論語、素読会

『道』とは?|論語、素読会

「道」は道く(みちびくに)とも、道むる(おさむるには)とも読み下す。

道千乗之国、
千乗の兵車を出しうる国を治めるには、
千乗の國を導くに|「論語」学而第一05

「道」とは父の行い足跡のこと。

三年無改於父之道、可謂孝矣。
三年間、父の習慣を変えずに喪に服すなら、親孝行な人と言えるだろう。
三年父の道を改むるる無きは、孝と謂う可し|「論語」学而第一11

「道」は人が生まれながらにして徳性を重ねながら進む道

先王之道斯為美。
古の立派な王の行ってきた道もこの調和により美しかったのだ。
先王の道は斯を美と為す|「論語」学而第一12

「有道」とはまず「道」は人が生まれながらにして徳を重ねる道。
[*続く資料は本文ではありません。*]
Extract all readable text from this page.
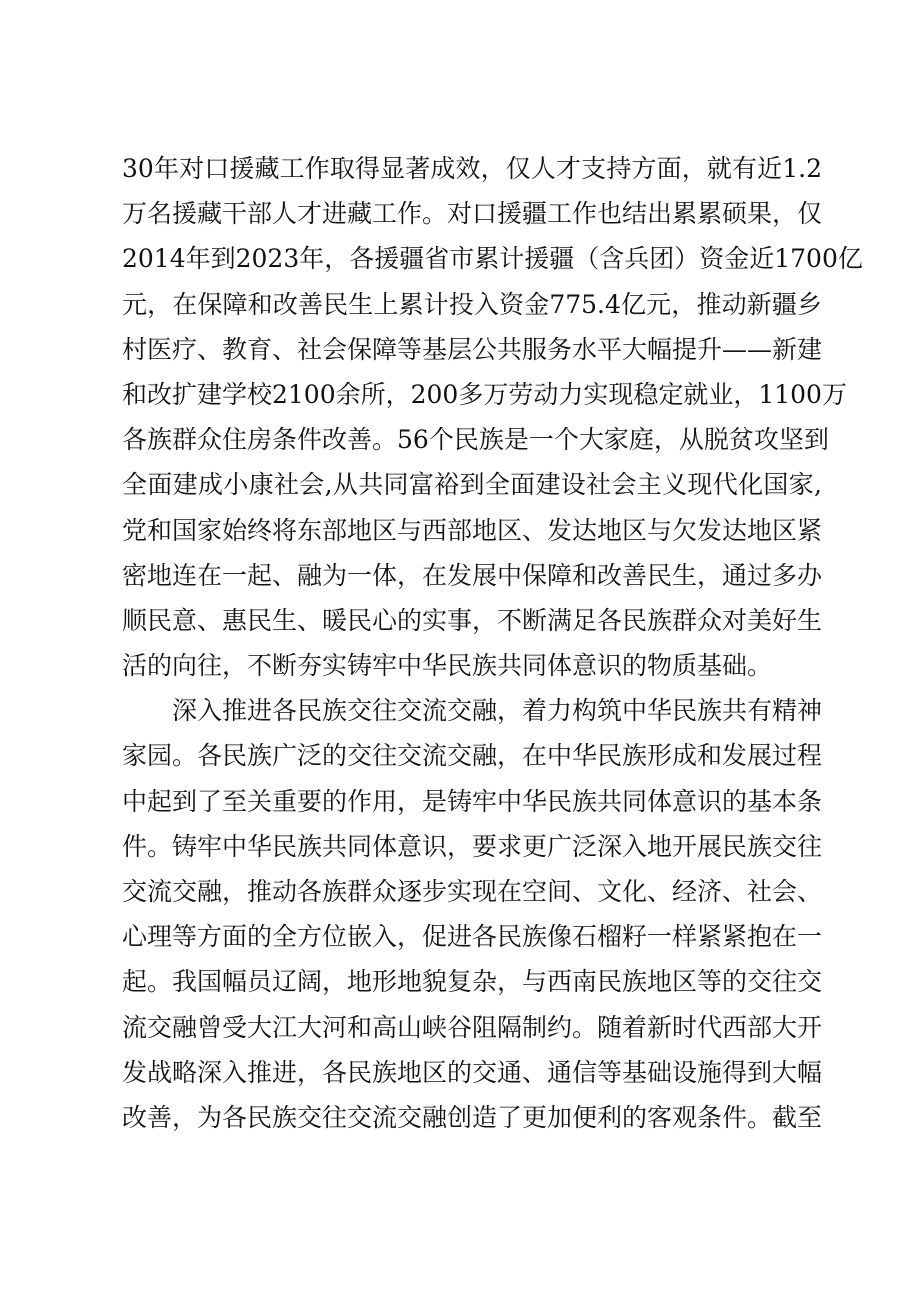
30年对口援藏工作取得显著成效，仅人才支持方面，就有近1.2
万名援藏干部人才进藏工作。对口援疆工作也结出累累硕果，仅
2014年到2023年，各援疆省市累计援疆（含兵团）资金近1700亿
元，在保障和改善民生上累计投入资金775.4亿元，推动新疆乡
村医疗、教育、社会保障等基层公共服务水平大幅提升——新建
和改扩建学校2100余所，200多万劳动力实现稳定就业，1100万
各族群众住房条件改善。56个民族是一个大家庭，从脱贫攻坚到
全面建成小康社会,从共同富裕到全面建设社会主义现代化国家,
党和国家始终将东部地区与西部地区、发达地区与欠发达地区紧
密地连在一起、融为一体，在发展中保障和改善民生，通过多办
顺民意、惠民生、暖民心的实事，不断满足各民族群众对美好生
活的向往，不断夯实铸牢中华民族共同体意识的物质基础。
深入推进各民族交往交流交融，着力构筑中华民族共有精神
家园。各民族广泛的交往交流交融，在中华民族形成和发展过程
中起到了至关重要的作用，是铸牢中华民族共同体意识的基本条
件。铸牢中华民族共同体意识，要求更广泛深入地开展民族交往
交流交融，推动各族群众逐步实现在空间、文化、经济、社会、
心理等方面的全方位嵌入，促进各民族像石榴籽一样紧紧抱在一
起。我国幅员辽阔，地形地貌复杂，与西南民族地区等的交往交
流交融曾受大江大河和高山峡谷阻隔制约。随着新时代西部大开
发战略深入推进，各民族地区的交通、通信等基础设施得到大幅
改善，为各民族交往交流交融创造了更加便利的客观条件。截至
その道が有るとはそのような行いができる人またはその行い。

就有道而正焉。
徳を積んだ人に近づいて自らの行いを正す。
有道に就きて正す|「論語」学而第一14

「道」は人が生まれながらにして徳性を高めること

未若貧而楽道、
しかしまだ、貧しくても人の道を高めることを楽しみ、
未だ貧しくして道を楽しみ|「論語」学而第一15

「道」は導く。「政」は政治、国を治めること。法律や制度、命令や禁止などの規制を指している。

道之以政、斉之以刑、民免而無恥。
国を法律や制度をもって導き、刑罰で統制しようとするならば、国民はただその刑を逃れるだけで何も恥じなくなる。
之を道くに政を以し、之を斉うるに刑を以てすれば|「論語」為政第二03

道之以徳、斉之以礼、有恥且格。
道徳によって導き、礼儀や儀礼を伝えて統制していくと、人民は自分を恥じて自らを省みて、自ずと正して善に向かっていくようになる。